11. AMENDMENT. This Agreement may not be amended
except by the written consent of the parties.
12. NOTICES. All notices, demands or requests required to be made or
delivered under this Agreement shall be in writing and delivered personally or
by registered or certified mail or expedited courier, return receipt requested,
postage prepaid, to the addresses below or to such other addresses as may be
designated by the party entitled to receive the same by notice similarly given:
If to SBFM:
Xxxxx Xxxxxx Futures Management Inc.
000 Xxxxxxxxx Xxxxxx
0xx Xxxxx
Xxx Xxxx, Xxx Xxxx 00000
Attention: Xxxxx X. Xxxxx
Facsimile: 000-000-0000
If to the Advisor:
AIS Futures Management, Inc.
000 Xxxx Xxxxxx
Xxx Xxxx, Xxx Xxxx 00000
Attention: Xxxx X. Xxxxxx
Facsimile: 000-000-0000
13. GOVERNING LAW. This Agreement shall be governed
by and construed in accordance with the laws of the State of New
York.
14. ARBITRATION. The parties agree that any dispute or controversy
arising out of or relating to this Agreement or the interpretation thereof,
shall be settled by arbitration in accordance with the rules, then in effect, of
the National Futures Association or, if the National Futures Association shall
refuse jurisdiction, then in accordance with the rules, then in effect, of the
American Arbitration Association; provided, however, that the power of the
arbitrator shall be limited to interpreting this Agreement as written and the
arbitrator shall state in writing his reasons for his award. Judgment upon any
award made by the arbitrator may be entered in any court of competent
jurisdiction.
15. NO THIRD PARTY BENEFICIARIES. There are no third
party beneficiaries to this Agreement.
IN WITNESS WHEREOF, this Agreement has been executed for and on
behalf of the undersigned as of the day and year first above written.

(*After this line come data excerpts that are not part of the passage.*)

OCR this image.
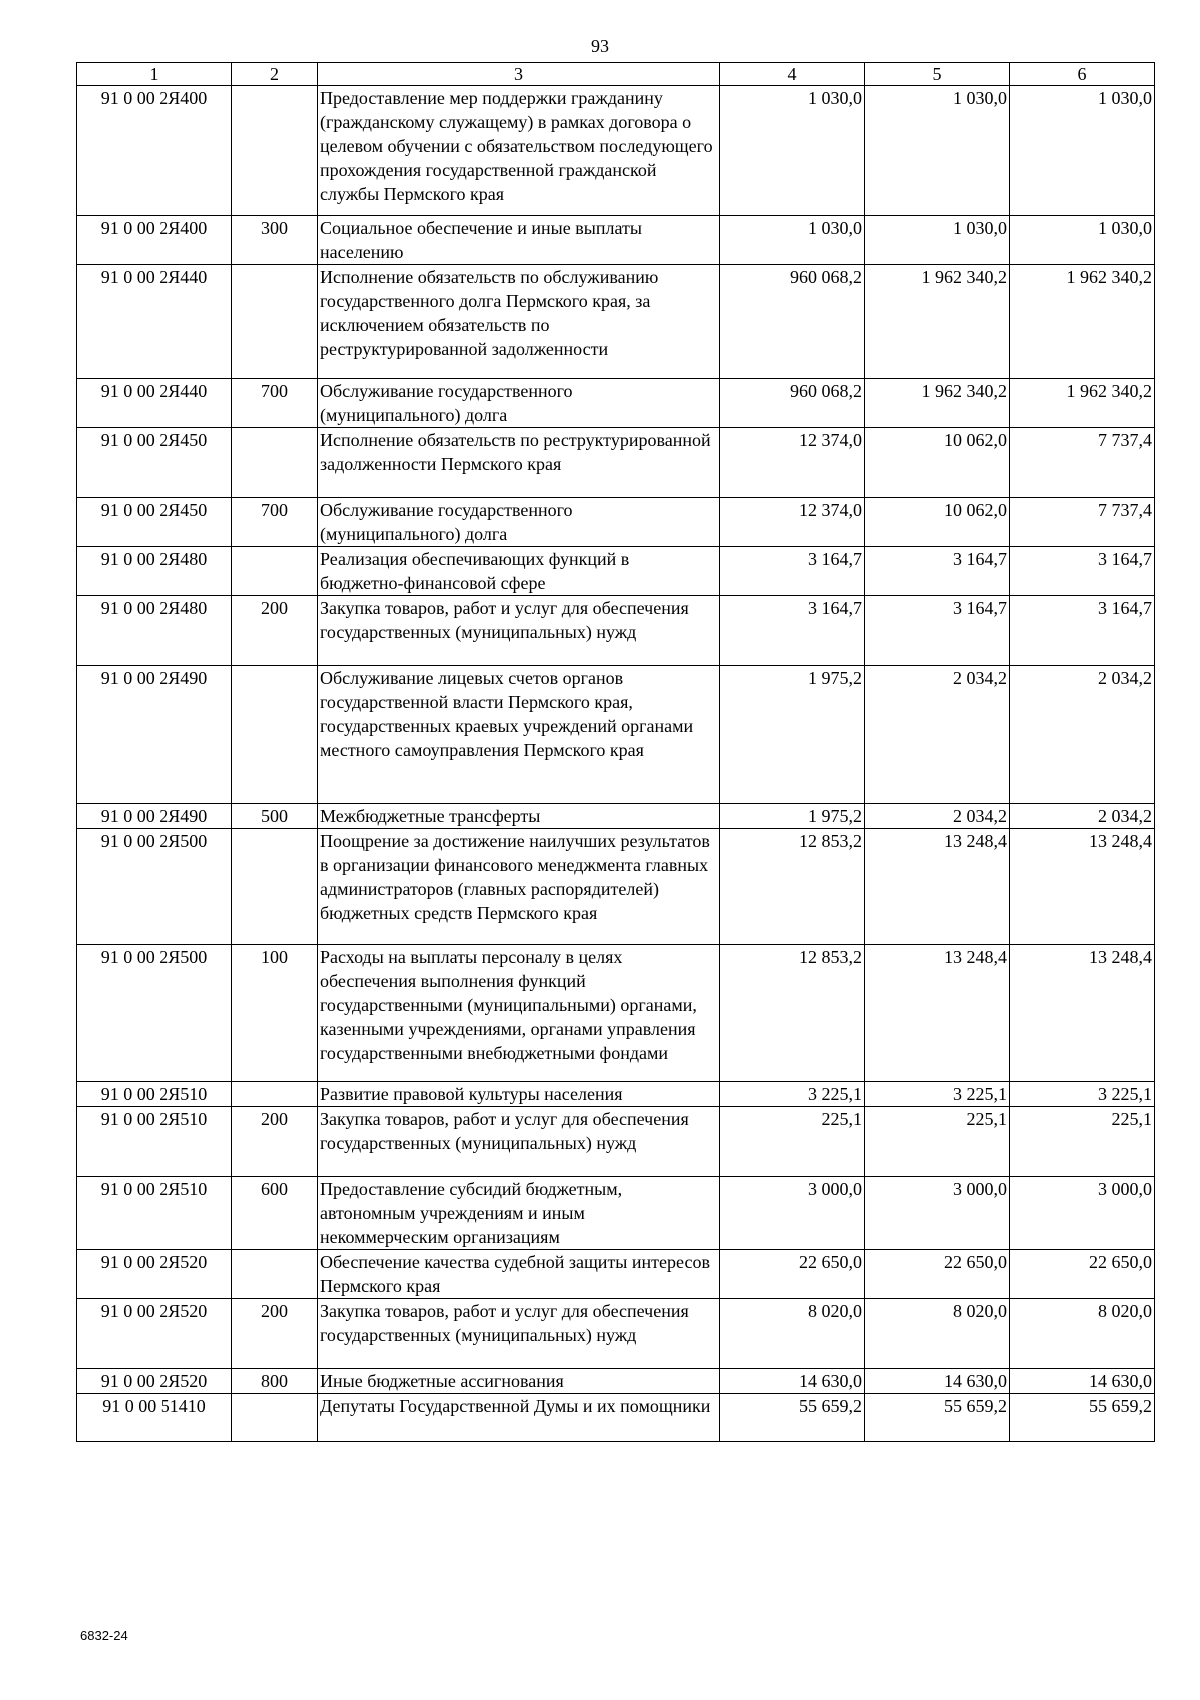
93
1	2	3	4	5	6
91 0 00 2Я400		Предоставление мер поддержки гражданину (гражданскому служащему) в рамках договора о целевом обучении с обязательством последующего прохождения государственной гражданской службы Пермского края	1 030,0	1 030,0	1 030,0
91 0 00 2Я400	300	Социальное обеспечение и иные выплаты населению	1 030,0	1 030,0	1 030,0
91 0 00 2Я440		Исполнение обязательств по обслуживанию государственного долга Пермского края, за исключением обязательств по реструктурированной задолженности	960 068,2	1 962 340,2	1 962 340,2
91 0 00 2Я440	700	Обслуживание государственного (муниципального) долга	960 068,2	1 962 340,2	1 962 340,2
91 0 00 2Я450		Исполнение обязательств по реструктурированной задолженности Пермского края	12 374,0	10 062,0	7 737,4
91 0 00 2Я450	700	Обслуживание государственного (муниципального) долга	12 374,0	10 062,0	7 737,4
91 0 00 2Я480		Реализация обеспечивающих функций в бюджетно-финансовой сфере	3 164,7	3 164,7	3 164,7
91 0 00 2Я480	200	Закупка товаров, работ и услуг для обеспечения государственных (муниципальных) нужд	3 164,7	3 164,7	3 164,7
91 0 00 2Я490		Обслуживание лицевых счетов органов государственной власти Пермского края, государственных краевых учреждений органами местного самоуправления Пермского края	1 975,2	2 034,2	2 034,2
91 0 00 2Я490	500	Межбюджетные трансферты	1 975,2	2 034,2	2 034,2
91 0 00 2Я500		Поощрение за достижение наилучших результатов в организации финансового менеджмента главных администраторов (главных распорядителей) бюджетных средств Пермского края	12 853,2	13 248,4	13 248,4
91 0 00 2Я500	100	Расходы на выплаты персоналу в целях обеспечения выполнения функций государственными (муниципальными) органами, казенными учреждениями, органами управления государственными внебюджетными фондами	12 853,2	13 248,4	13 248,4
91 0 00 2Я510		Развитие правовой культуры населения	3 225,1	3 225,1	3 225,1
91 0 00 2Я510	200	Закупка товаров, работ и услуг для обеспечения государственных (муниципальных) нужд	225,1	225,1	225,1
91 0 00 2Я510	600	Предоставление субсидий бюджетным, автономным учреждениям и иным некоммерческим организациям	3 000,0	3 000,0	3 000,0
91 0 00 2Я520		Обеспечение качества судебной защиты интересов Пермского края	22 650,0	22 650,0	22 650,0
91 0 00 2Я520	200	Закупка товаров, работ и услуг для обеспечения государственных (муниципальных) нужд	8 020,0	8 020,0	8 020,0
91 0 00 2Я520	800	Иные бюджетные ассигнования	14 630,0	14 630,0	14 630,0
91 0 00 51410		Депутаты Государственной Думы и их помощники	55 659,2	55 659,2	55 659,2
6832-24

XXXXX XXXXXX FUTURES MANAGEMENT INC.
By________________________
Xxxxx X. Xxxxx
President and Director
XXXXX XXXXXX DIVERSIFIED FUTURES FUND L.P.

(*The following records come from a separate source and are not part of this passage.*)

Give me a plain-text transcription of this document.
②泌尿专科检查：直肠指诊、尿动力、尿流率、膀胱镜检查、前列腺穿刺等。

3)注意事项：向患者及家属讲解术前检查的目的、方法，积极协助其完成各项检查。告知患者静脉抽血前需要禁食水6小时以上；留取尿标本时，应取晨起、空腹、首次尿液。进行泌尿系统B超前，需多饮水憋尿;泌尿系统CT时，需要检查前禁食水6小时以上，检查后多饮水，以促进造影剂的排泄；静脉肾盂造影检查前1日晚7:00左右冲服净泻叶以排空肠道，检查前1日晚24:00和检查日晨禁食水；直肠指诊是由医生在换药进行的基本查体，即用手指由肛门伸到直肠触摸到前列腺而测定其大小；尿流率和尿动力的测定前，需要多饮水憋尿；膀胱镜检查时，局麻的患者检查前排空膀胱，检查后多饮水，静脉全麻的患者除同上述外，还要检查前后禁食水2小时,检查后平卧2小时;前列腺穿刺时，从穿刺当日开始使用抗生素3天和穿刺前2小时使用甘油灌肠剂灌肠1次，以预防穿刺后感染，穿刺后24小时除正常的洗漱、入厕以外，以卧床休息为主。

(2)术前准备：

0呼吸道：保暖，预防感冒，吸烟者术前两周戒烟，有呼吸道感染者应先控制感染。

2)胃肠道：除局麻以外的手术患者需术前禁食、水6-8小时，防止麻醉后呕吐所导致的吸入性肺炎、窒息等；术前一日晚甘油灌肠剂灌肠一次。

By: Xxxxx Xxxxxx Futures Management Inc.
(General Partner)
By________________________
Xxxxx X. Xxxxx
President and Director
AIS FUTURES MANAGEMENT, INC.
By________________________
Name:
Title:
Appendix A
Net Assets. NET ASSETS of the Partnership shall mean the total assets
of the Partnership including all cash, plus Treasury Bills at market, accrued
interest, and the market value of all open commodity positions maintained by the
Partnership, less brokerage charges accrued and less all other liabilities of
the Partnership, determined in accordance with generally accepted accounting
principles under the accrual basis of accounting.